Davis Phillip E, Russell Joseph A
MRIGlobal, Gaithersburg, MD, United States.
Front Bioinform. 2025 Mar 18;5:1562668. doi: 10.3389/fbinf.2025.1562668. eCollection 2025.
Predicting phenotypic properties of a virus directly from its sequence data is an attractive goal for viral epidemiology. Here, we focus narrowly on the Orthocoronavirinae clade and demonstrate models that are powerfully predictive for a human-pathogen phenotype with 76.74% average precision and 85.96% average recall on the withheld test set groups, using only Orf1ab codon frequencies. We show alternative examples for other viral coding sequences and feature representations that do not perform well and discuss what distinguishes the models that are performant.

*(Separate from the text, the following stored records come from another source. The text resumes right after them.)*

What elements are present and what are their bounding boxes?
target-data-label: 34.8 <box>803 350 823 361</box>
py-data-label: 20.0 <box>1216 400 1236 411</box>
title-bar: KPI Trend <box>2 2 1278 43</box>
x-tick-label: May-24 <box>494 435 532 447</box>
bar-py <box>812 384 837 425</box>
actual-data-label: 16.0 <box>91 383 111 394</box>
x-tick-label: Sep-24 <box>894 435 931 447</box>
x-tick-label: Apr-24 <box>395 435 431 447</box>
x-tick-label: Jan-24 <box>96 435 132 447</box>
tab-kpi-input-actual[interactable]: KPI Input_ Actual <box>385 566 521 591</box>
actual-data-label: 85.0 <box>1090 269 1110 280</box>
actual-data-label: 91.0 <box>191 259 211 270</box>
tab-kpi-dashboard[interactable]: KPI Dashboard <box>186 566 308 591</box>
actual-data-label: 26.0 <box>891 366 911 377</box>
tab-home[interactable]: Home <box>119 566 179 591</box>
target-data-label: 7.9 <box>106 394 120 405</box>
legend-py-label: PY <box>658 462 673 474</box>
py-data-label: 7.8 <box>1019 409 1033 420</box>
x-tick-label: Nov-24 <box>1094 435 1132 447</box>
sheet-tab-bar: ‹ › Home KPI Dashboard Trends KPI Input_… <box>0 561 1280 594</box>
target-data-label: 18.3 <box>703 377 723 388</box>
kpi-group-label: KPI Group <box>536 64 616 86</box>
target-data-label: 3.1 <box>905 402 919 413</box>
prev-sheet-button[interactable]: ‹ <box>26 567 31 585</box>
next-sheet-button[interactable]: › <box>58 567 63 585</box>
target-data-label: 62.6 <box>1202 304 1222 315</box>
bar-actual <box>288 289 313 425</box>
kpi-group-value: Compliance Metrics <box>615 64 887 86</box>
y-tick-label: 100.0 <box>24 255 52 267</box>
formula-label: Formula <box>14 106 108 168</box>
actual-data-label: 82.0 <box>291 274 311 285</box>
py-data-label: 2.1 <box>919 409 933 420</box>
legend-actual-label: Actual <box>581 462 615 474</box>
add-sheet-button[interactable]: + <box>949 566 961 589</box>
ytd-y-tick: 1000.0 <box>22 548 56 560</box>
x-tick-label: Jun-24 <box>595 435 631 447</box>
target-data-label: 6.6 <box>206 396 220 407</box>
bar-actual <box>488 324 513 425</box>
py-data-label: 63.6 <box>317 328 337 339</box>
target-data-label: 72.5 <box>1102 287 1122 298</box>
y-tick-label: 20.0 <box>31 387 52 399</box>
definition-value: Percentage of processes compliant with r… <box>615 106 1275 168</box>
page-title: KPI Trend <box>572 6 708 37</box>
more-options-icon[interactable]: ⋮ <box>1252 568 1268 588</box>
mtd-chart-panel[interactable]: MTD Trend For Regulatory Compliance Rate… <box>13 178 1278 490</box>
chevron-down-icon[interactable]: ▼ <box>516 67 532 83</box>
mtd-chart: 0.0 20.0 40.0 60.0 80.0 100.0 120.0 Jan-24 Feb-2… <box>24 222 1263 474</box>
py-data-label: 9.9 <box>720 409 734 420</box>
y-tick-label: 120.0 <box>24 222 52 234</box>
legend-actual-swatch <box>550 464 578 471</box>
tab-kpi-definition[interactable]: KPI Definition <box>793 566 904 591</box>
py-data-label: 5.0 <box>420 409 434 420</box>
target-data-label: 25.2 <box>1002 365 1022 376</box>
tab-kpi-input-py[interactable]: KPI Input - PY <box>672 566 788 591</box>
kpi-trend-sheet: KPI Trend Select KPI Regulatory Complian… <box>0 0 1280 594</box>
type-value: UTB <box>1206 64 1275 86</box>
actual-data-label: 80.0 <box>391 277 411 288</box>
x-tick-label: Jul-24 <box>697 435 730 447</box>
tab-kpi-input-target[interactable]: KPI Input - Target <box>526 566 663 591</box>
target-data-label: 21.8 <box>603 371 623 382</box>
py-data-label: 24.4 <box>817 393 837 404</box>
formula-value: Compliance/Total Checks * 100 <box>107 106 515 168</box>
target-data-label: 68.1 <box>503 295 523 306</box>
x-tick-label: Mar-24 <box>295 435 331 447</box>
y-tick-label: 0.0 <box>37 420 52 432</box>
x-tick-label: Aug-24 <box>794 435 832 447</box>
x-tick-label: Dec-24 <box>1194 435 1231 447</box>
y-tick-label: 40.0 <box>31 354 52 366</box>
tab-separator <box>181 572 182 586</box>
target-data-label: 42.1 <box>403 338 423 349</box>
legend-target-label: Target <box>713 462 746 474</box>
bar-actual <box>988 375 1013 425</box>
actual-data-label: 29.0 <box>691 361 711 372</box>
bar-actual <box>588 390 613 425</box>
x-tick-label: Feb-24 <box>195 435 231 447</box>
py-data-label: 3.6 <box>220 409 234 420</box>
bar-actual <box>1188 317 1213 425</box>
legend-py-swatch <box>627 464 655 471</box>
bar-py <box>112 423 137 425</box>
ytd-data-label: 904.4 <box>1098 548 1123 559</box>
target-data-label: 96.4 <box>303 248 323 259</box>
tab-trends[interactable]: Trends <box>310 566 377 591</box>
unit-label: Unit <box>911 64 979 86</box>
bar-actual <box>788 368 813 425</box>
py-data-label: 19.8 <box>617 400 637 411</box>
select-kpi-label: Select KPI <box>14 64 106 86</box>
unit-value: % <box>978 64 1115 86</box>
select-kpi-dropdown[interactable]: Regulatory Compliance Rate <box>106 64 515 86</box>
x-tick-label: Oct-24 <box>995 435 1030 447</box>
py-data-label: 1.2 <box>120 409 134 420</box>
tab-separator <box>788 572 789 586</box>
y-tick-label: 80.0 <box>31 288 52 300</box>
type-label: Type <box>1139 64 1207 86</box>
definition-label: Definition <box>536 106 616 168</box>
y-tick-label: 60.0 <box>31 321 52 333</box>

These models point to a small subset of features, specifically 5 codons, that are critical to the success of the models. We discuss and contextualize how this observation may fit within a larger model for the role of translation in virus-host agreement.
直接从病毒的序列数据预测其表型特性是病毒流行病学的一个诱人目标。在这里,我们将重点聚焦于正冠状病毒亚科,并展示了一些模型,这些模型仅使用Orf1ab密码子频率,就能对人类病原体表型进行强有力的预测,在保留的测试集组上平均精确率为76.74%,平均召回率为85.96%。我们展示了其他病毒编码序列和特征表示的一些不太成功的例子,并讨论了表现良好的模型的独特之处。这些模型指出了一小部分特征,特别是5个密码子,它们对模型的成功至关重要。我们讨论并将这一观察结果与翻译在病毒-宿主适配中的作用的更大模型联系起来。